The All Writs Act permits federal courts to “issue all writs necessary or appropriate in aid of their respective jurisdictions and aggregable to the usages and principles of law.”  See 28 U.S.C. § 1651.  And, under the FDCPA, it further provides that “[a] judgment may be enforced by any of the remedies set forth in this subchapter.  A court may issue other writs pursuant to section 1651 of title 28, United States Code, as necessary to support such remedies.”  28 U.S.C. § 3202(a).  Although the statutory language itself supported the government’s contentions, the legislative history provided further support:  the legislative history suggested that Congress had incorporated the All Writs Act in section 3202(a) to “allow broad flexibility in enforcing judgments.”  Federal Debt Collection Procedures Act, Subcomm. on Economic and Commercial Law of the Comm. on the Judiciary (June 14, 1990).  And, the FDCPA also provides that “[t]he court may at any time on its own initiative or the motion of any interested person, and after such notice as it may require, make an order denying, limiting, conditioning, regulating, extending, or modifying the use of any enforcement procedure under this chapter.”  28 U.S.C. § 3013.

Decision of the Court  

Given the above authorities, the district court concluded that it had authority to issue a repatriation order against Mr. Schwarzbaum. Indeed, the federal court reasoned that although the funds may be located outside the United States, the court had personal jurisdiction over Mr. Schwarzbaum, which was sufficient to require the order associated with foreign assets. The federal court also supported its conclusion based on other federal court decisions that had similarly concluded that they all had authority to require a taxpayer to repatriate funds from overseas:

The courts in McNulty, Ross, and Grant derive their authority from 26 U.S.C. §§ 7402 and 7403 of the Internal Revenue Code. In those cases, ‘that authority extends to orders of repatriation of funds held in foreign countries, and district courts have repeatedly ordered that assets such as those held in foreign bank accounts be repatriated to pay down tax owed to the federal government.’
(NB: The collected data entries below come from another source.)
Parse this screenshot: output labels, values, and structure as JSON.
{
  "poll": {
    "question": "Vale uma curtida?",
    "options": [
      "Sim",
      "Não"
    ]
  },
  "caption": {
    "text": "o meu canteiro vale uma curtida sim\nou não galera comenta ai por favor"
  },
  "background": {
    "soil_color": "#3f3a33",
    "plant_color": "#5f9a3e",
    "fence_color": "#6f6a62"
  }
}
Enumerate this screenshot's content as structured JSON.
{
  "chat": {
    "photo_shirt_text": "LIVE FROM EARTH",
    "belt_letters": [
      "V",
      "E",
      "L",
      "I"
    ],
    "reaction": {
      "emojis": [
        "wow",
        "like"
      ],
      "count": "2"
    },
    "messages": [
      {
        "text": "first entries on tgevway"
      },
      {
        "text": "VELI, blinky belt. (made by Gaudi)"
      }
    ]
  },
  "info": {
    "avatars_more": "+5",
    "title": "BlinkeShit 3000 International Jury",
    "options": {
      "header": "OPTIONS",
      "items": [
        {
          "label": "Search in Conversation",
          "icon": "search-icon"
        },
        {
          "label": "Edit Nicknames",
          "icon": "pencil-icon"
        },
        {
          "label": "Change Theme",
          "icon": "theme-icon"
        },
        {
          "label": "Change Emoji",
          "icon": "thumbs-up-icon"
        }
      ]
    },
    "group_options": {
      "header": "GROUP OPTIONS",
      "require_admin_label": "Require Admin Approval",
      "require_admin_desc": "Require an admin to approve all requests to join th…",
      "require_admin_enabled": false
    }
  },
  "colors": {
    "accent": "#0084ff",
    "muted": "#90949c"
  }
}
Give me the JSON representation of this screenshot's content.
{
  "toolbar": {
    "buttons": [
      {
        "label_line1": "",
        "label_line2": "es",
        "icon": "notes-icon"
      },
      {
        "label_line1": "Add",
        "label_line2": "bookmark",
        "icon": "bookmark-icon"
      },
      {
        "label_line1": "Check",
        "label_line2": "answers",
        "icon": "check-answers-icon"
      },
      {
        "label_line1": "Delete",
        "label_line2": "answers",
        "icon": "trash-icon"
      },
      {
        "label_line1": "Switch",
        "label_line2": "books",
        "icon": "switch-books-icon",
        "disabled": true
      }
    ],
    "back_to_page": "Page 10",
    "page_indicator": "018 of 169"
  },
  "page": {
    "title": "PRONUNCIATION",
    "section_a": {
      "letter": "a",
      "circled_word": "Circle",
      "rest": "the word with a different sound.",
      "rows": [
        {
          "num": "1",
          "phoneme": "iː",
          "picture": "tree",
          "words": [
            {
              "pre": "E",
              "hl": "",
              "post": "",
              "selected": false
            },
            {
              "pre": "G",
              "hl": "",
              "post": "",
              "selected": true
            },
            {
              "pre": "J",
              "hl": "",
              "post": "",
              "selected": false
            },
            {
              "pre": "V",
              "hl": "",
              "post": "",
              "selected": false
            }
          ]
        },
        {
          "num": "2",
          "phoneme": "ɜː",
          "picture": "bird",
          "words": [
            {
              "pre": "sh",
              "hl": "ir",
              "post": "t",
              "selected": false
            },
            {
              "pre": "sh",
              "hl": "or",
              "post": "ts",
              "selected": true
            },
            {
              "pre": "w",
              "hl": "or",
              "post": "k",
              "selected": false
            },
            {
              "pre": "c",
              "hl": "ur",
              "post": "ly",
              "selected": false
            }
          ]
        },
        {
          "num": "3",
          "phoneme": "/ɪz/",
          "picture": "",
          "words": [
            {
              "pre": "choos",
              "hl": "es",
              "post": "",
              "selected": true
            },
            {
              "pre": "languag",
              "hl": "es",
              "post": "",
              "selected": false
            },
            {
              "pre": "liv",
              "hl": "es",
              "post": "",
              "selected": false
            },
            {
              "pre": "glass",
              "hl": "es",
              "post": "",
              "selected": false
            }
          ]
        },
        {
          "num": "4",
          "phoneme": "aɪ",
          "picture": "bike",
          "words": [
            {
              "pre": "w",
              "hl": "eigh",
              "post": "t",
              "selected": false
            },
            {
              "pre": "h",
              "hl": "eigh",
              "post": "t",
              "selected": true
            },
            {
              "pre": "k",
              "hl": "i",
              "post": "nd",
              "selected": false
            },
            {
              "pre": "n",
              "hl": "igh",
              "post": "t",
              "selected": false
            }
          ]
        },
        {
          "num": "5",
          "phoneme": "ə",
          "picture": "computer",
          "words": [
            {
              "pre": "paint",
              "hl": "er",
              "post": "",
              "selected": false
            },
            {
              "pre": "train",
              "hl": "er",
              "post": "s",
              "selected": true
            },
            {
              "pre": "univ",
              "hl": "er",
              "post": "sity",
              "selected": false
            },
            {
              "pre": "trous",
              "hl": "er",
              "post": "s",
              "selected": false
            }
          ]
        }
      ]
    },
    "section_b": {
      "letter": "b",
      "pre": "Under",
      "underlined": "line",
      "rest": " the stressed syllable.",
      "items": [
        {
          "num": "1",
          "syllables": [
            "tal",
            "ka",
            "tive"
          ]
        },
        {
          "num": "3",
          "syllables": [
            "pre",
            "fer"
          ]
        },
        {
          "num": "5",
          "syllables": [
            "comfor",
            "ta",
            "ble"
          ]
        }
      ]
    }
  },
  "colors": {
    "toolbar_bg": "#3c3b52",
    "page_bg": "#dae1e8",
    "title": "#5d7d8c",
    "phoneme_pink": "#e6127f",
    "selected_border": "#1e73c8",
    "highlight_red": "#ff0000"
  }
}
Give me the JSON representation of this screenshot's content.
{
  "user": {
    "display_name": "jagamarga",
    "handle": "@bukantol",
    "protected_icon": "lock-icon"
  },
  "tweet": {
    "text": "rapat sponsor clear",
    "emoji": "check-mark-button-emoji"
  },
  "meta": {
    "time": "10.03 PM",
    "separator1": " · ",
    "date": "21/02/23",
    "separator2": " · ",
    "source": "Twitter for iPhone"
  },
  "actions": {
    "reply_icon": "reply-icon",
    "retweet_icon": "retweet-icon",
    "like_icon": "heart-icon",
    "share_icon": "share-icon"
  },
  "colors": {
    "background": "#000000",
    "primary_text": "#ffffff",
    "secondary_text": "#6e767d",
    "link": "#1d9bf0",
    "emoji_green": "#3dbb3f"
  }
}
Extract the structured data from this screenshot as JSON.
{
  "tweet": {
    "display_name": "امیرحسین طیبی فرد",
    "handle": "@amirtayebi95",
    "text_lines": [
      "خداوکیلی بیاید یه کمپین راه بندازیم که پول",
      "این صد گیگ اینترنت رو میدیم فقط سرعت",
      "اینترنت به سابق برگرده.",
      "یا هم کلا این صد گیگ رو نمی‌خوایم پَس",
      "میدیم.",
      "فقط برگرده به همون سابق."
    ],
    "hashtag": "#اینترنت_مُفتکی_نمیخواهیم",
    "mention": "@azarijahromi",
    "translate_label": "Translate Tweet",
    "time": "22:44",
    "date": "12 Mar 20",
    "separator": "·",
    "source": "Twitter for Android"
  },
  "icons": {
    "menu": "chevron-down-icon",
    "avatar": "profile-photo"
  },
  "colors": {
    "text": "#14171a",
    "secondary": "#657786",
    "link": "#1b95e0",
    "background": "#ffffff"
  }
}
The language of the IRC relied upon in the cases supporting the Court’s authority to order repatriation, and the FDCPA is similar. Under the tax code, district courts have jurisdiction to issue writs and other orders ‘necessary or appropriate for the enforcement of the internal revenue laws.’  26 U.S.C. § 7402(a). Similarly, under the FDCPA, “a court may issue other wirts pursuant to [the All Writs Act] as necessary to support such remedies’ set forth by the subchapter of the FDCPA that authorizes garnishment and execution.  28 U.S.C. § 3202(a). This statutory language, paired with the All Writs Act’s authorization of ‘all writs necessary or appropriate in aid of . . . jurisdiction,’ is comparable to the statutory authority from which the courts in McNulty, Ross, and Grant derived the ability to reach assets overseas.


The recent decision in Schwarzbaum is a stark reminder that the United States will use all of its resources to satisfy an FBAR judgment. Indeed, with the repatriation order, Mr. Schwarzbaum must either repatriate the funds or risk contempt of court and potential jail time. Given the incredibly broad authority the United States has to collect on its judgments, taxpayers would be wise to raise all challenges to the FBAR penalty determinations early in the administrative assessment stage and, if required, later in the FBAR court proceedings. To the extent the United States obtains a lawful FBAR penalty judgment, taxpayers would also be wise to attempt to work on a payment resolution with the United States to avoid seizures, garnishments, and other federal court orders.